In my current architecture, my backend issues a JWT back to the (mobile) client. The primary reason to opt for a JWT is stateless authentication, i.e. the server doesn't need to store data in the session/database, which means less overhead and scalability issues.
A common strategy is to log in the user and return back the short-lived JWT (approximately 15 minutes - as I read), together with a refresh token that the user stores in the client. The refresh token never expires, and can only be revoked. The purpose would be to avoid sending a long-lived JWT over the wire too many times, and only refresh the JWT when expired; when an attacker would get hold of the short-lived token, the attack time window is brief.
The problem is that this story seems to be full of holes when I think about it. Please help me clarify.

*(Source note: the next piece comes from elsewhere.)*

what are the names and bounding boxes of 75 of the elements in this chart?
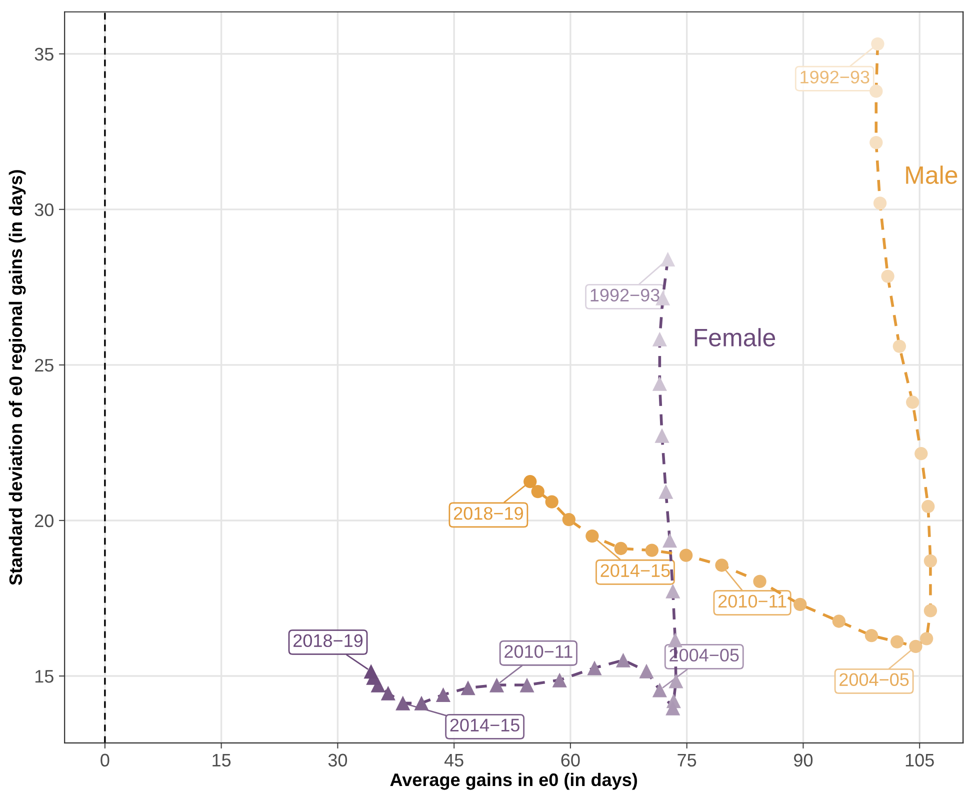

- A 15 minute expiration time would mean that some users might as well send a refresh token over the wire 10 times/day. That might just be as high a frequency as some user would make requests with a regular, short-lived access token. Therefore the argument of the refresh token seems questionable.
- If you question SSL, then I don't know why so many companies use basic authentication. To use JWT with refresh token, you probably should use HTTPS anyway.
- What is the benefit of JWT if you then need to store a refresh token in the session/database in order to issue a new jwt to the client. In this case, the refresh token would act as a sort of password (although I realise it's not exactly the same) that gets stored in the backend. This makes the authentication flow essentially stateful and seems to take away the benefit of using JWT altogether. Also, with a brief expiration period of 15 minutes, it means that you have a lot of overhead, needing to get a refreshed access token almost every time you check your phone if there is a 30 minutes interval. Not only is there the overhead to check the stored refresh token, additionally you need to check whether the refresh token is blacklisted, which means another performance overhead. (Edit: the last check can be removed by just removing the refresh token from the db when revoked).
- A refresh token requires multiple server roundtrips:
- 401 is returned when the access token has expired (resource server).
- A new access token needs to be requested at the auth server
- The request to the resource server needs to be re-initiated.
Can someone explain to me what I'm missing here?